A number of features make this scholarly, weighty (at over 800 pages literally as well as intellectually!) and clearly-written volume very special. It provides a comprehensive review of experimental and theoretical consciousness-related research in the light of its historical context and development, with a deep and wide-ranging philosophical sweep. It is also passionately scientific, both in following empirical evidence wherever it might lead, and in demolishing orthodox fallacies which managed to embed themselves in the current worldview on the basis of dubious empirical and/or philosophical credentials. In fact, much of the book’s argument relies heavily on empirical evidence provided by current research, particularly in neuroscience. However, the book also draws extensively on areas of evidence which tend to be outside the current framework (and that includes paranormal phenomena), often because of the difficulty in finding a place for them within the picture constructed on existing assumptions.
The book is aimed both at specialists and an educated general readership. It will be particularly rewarding for serious readers who try to follow developments in consciousness research and theoretical debates, while not being directly involved in that branch of learning. Readings in consciousness theories often leave one with that dissatisfied “yes, but what about [slot in your piece of evidence] …” feeling, yet unsure whether the problem lies with the theory, or with one’s own lack of expert knowledge. The arguments presented here draw attention to the problem that research in this area is often rich in data but less so in understanding, and throw doubt on the assumption that more of the same data will somehow reveal the full picture. Another feature valuable for the general reader is that the flaws in much of the theorising in mainstream psychology become apparent without the need to refer to what some would regard as “fringe” evidence, i.e. that of experimental parapsychology or subjective human experience, not to mention survival research – although such evidence is given its due weight.

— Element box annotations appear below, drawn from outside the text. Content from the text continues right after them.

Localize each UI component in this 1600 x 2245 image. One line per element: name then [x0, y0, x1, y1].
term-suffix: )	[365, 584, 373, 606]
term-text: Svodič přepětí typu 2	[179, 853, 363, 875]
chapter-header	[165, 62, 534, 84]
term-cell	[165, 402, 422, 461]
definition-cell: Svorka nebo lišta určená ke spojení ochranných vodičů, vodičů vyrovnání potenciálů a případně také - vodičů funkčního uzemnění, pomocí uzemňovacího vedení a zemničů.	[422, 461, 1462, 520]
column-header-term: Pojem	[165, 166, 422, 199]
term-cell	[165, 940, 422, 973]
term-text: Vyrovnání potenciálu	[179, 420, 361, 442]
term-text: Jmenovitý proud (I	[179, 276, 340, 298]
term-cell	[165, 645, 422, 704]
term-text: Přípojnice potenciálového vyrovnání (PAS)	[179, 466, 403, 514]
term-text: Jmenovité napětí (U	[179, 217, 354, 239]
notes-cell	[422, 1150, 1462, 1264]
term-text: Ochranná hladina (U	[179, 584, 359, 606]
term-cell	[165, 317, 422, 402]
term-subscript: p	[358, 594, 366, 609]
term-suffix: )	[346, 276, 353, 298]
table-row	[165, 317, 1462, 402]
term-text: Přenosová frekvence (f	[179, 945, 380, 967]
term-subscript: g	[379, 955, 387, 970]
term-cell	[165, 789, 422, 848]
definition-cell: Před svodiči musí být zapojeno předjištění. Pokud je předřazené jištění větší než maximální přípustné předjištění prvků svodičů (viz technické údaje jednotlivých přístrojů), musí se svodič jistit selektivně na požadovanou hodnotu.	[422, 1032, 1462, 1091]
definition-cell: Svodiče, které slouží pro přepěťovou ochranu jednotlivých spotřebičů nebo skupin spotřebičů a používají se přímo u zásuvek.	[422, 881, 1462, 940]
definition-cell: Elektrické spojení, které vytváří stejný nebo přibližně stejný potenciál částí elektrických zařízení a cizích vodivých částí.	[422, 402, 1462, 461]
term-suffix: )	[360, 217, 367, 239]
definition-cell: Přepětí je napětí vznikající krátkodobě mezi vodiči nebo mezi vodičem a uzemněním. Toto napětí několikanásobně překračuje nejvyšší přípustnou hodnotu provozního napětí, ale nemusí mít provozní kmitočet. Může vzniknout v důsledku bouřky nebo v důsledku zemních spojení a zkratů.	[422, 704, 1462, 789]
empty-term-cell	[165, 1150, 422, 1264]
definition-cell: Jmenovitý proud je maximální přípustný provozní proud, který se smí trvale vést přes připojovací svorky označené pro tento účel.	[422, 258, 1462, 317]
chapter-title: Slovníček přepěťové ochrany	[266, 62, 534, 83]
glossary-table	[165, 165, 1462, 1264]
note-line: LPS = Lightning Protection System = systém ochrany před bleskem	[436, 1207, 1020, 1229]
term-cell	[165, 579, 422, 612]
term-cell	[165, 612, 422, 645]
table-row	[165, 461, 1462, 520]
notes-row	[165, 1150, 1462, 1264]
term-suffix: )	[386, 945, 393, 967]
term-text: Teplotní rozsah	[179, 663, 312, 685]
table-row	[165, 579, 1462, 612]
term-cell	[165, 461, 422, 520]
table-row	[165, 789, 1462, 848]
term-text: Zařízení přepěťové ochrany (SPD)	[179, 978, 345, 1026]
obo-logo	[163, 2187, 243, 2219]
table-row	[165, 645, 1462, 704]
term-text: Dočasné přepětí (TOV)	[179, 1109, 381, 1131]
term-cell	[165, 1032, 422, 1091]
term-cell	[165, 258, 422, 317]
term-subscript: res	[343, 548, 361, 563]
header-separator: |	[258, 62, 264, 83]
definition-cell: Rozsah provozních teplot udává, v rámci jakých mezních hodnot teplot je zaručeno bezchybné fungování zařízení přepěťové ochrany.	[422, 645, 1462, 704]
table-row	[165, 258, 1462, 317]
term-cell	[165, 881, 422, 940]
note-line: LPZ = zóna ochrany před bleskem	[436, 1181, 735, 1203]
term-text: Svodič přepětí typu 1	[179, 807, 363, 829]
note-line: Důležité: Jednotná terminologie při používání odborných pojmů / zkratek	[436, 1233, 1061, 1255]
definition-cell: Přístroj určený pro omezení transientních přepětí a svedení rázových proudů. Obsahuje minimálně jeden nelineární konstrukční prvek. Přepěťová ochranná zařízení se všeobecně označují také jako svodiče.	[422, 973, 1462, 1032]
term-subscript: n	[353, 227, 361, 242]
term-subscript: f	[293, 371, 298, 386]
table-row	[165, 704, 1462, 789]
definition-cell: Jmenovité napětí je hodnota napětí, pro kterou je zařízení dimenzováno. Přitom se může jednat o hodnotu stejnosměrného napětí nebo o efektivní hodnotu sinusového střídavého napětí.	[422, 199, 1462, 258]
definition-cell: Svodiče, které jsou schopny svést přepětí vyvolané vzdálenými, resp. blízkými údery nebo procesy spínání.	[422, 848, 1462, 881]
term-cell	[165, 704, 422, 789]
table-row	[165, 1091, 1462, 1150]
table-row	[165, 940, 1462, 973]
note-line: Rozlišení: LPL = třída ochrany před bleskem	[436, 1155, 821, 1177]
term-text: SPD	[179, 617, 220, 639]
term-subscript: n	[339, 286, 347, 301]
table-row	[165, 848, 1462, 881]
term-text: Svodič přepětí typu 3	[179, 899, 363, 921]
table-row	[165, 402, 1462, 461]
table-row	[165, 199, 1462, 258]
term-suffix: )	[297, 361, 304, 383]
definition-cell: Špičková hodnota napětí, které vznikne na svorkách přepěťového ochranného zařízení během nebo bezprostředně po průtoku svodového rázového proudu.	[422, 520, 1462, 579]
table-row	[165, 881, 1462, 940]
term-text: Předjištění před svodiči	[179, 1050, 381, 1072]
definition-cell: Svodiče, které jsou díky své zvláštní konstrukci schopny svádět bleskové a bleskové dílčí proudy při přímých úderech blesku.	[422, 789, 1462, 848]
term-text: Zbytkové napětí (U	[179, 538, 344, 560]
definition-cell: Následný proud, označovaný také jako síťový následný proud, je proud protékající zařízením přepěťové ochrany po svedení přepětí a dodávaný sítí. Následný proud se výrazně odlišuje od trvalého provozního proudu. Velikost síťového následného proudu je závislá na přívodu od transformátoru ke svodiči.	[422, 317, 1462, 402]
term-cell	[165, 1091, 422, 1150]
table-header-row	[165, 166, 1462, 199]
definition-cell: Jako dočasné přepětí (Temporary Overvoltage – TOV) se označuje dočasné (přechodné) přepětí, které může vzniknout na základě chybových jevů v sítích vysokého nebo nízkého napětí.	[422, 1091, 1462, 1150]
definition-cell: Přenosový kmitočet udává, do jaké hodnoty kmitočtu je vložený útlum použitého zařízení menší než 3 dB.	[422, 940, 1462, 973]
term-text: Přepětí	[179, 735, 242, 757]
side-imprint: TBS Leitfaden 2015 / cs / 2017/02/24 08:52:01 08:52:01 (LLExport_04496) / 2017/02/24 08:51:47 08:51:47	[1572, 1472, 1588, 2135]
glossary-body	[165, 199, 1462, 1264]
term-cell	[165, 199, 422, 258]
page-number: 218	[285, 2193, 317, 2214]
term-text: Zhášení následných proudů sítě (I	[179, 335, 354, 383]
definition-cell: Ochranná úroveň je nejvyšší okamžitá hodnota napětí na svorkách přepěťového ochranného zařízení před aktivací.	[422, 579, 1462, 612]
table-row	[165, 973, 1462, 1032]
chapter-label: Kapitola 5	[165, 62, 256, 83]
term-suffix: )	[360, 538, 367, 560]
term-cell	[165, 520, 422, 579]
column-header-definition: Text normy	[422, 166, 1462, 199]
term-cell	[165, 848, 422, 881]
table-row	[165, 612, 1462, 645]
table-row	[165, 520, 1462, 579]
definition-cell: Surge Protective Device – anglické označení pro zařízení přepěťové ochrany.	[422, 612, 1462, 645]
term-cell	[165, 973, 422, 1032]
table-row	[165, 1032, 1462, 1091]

The first chapter gives us a compact history of twentieth-century psychology, from behaviourism to cognitive neuroscience of today, emphasising the inability of these theories to account for many important aspects of mind and consciousness. It is followed by an introduction to Myers, the “forgotten genius”, and his contribution to the study of the mind-body problem. The chapters which follow bring comprehensive reviews of areas either neglected within the current framework of psychological research (such as the influence of mental states on the body, secondary centres of consciousness, near-death experiences and related phenomena, genius-level creativity or mystical experiences), or regarded as “basically solved” (such as memory, where “trace” theories, although taken as axiomatic within the current framework, are shown to be fraught with empirical and conceptual difficulties). The final chapter draws together the arguments running through the book, making a case for the theoretical framework, developed by Myers and William James, in the light of current scientific knowledge, including the more fundamental area of physics.
This clearly presented overarching view of the fundamental philosophical issues which lie behind the conflicting, and often passionately held, attitudes towards the field of psychical research/parapsychology, is an important event for anyone interested in the questions of consciousness, mind-brain relationship, and where the possible answers might lead us.